Fue colocada allí en el siglo XV.
Ni
tampoco debemos olvidar las figuras más expuestas al viento y la
intemperie, ni los ricos follajes que adornan muros y arquivoltas, ni
los pequeños arcos ciegos inferiores, ni la madera tallada de las
puertas, ni el silencio y la magia que las inunda y entra y se posa y
sale en los rostros y los ojos de la gente como un regalo más de
este misterio.
Pero debemos aclarar que no sólo las
esculturas, los hastiales o las torres le dan belleza y armonía
exterior a la catedral. Todas las piedras se encuentran, se encumbran
y se contorsionan o se besan en un equilibrio temerario que busca el
más difícil todavía. En cada espacio conformado, en cada
filigrana, en cada vacío se vive el vértigo que nos seduce y nos
invita a ascender.
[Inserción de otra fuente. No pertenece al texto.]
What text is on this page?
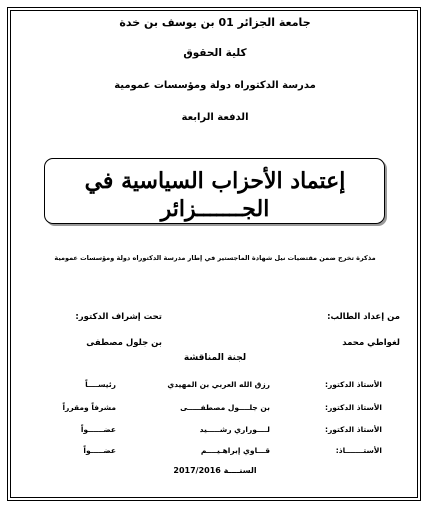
جامعة الجزائر 01 بن يوسف بن خدة
كلية الحقوق
مدرسة الدكتوراه دولة ومؤسسات عمومية
الدفعة الرابعة
إعتماد الأحزاب السياسية في
الجـــــــزائر
مذكرة تخرج ضمن مقتضيات نيل شهادة الماجستير في إطار مدرسة الدكتوراه دولة ومؤسسات عمومية
من إعداد الطالب:
لغواطي محمد
تحت إشراف الدكتور:
بن جلول مصطفى
لجنة المناقشة
الأستاذ الدكتور:
رزق الله العربي بن المهيدي
رئيســــاً
الأستاذ الدكتور:
بن جلــــول مصطفـــــى
مشرفاً ومقرراً
الأستاذ الدكتور:
لــــوراري رشـــــيد
عضــــــواً
الأستـــــــاذ:
قـــاوي إبراهـيــــم
عضـــــواً
السنــــة 2017/2016
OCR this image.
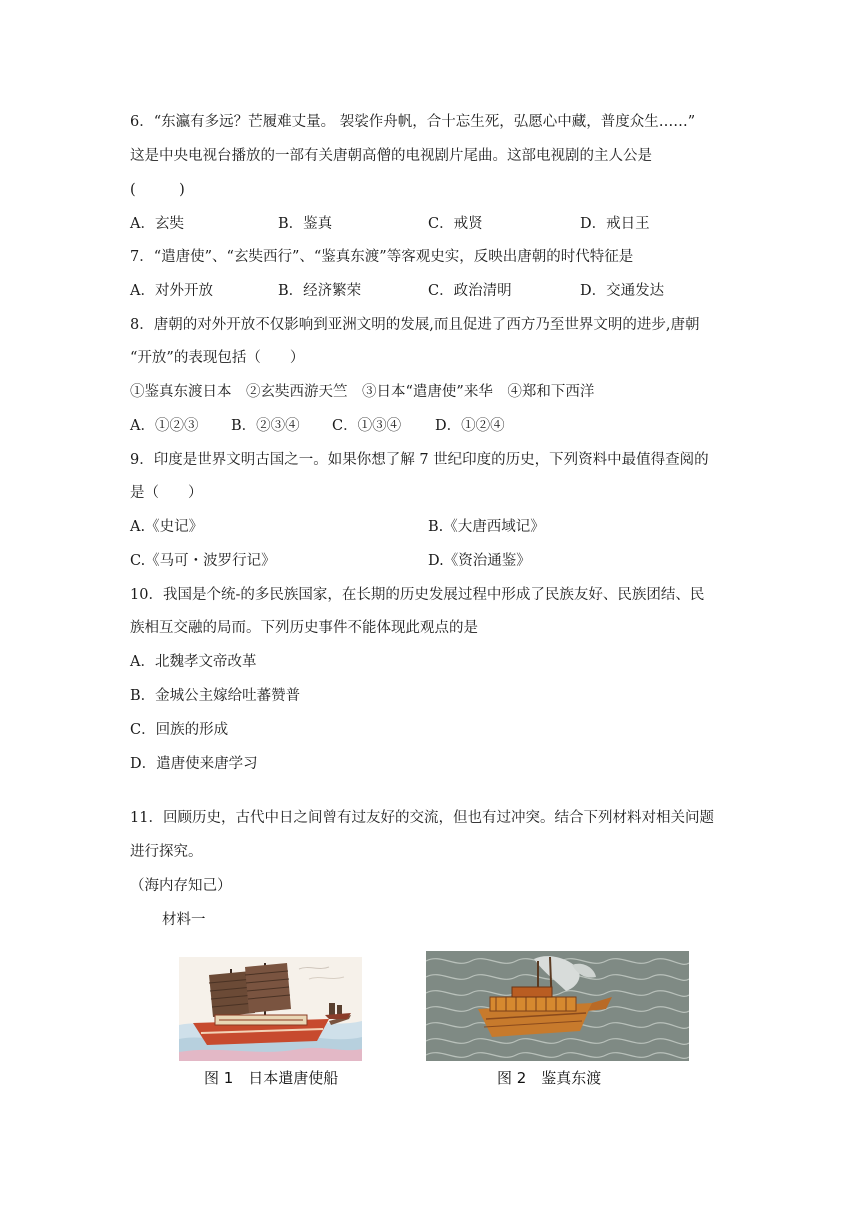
6．“东瀛有多远？芒履难丈量。 袈裟作舟帆，合十忘生死，弘愿心中藏，普度众生……”
这是中央电视台播放的一部有关唐朝高僧的电视剧片尾曲。这部电视剧的主人公是
(　　　)
A．玄奘	B．鉴真	C．戒贤	D．戒日王
7．“遣唐使”、“玄奘西行”、“鉴真东渡”等客观史实，反映出唐朝的时代特征是
A．对外开放	B．经济繁荣	C．政治清明	D．交通发达
8．唐朝的对外开放不仅影响到亚洲文明的发展,而且促进了西方乃至世界文明的进步,唐朝
“开放”的表现包括（　　）
①鉴真东渡日本　②玄奘西游天竺　③日本“遣唐使”来华　④郑和下西洋
A．①②③ B．②③④ C．①③④ D．①②④
9．印度是世界文明古国之一。如果你想了解 7 世纪印度的历史，下列资料中最值得查阅的
是（　　）
A.《史记》	B.《大唐西域记》
C.《马可・波罗行记》	D.《资治通鉴》
10．我国是个统-的多民族国家，在长期的历史发展过程中形成了民族友好、民族团结、民
族相互交融的局而。下列历史事件不能体现此观点的是
A．北魏孝文帝改革
B．金城公主嫁给吐蕃赞普
C．回族的形成
D．遣唐使来唐学习
11．回顾历史，古代中日之间曾有过友好的交流，但也有过冲突。结合下列材料对相关问题
进行探究。
（海内存知己）
材料一
图 1　日本遣唐使船	图 2　鉴真东渡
Pináculos, chapiteles, agujas o desagües,
contrafuertes, arbotantes, cruces, arcos o figuras, huecos, campanas,
el reloj y hasta el tejado, las nieves del invierno o el viento que
la sopla o las cigüeñas que la habitan o los ojos sorprendidos que
la miran son imprescindibles. Nada es superfluo o arbitrario en esta
sinfonía inacabada y sublime, de un blanco ligeramente tostado por
el sol, débil y enfermiza, lo que le confiere más belleza, esa
frágil y encantadora feminidad de una dama romántica que sufre y
bajo sus ojos que lloran y una piel que se lamenta vemos el deseo de
una mujer que quiere que la quieran. Tan dolida y a la vez tan
elegante y arriesgada, quién no va a quererla.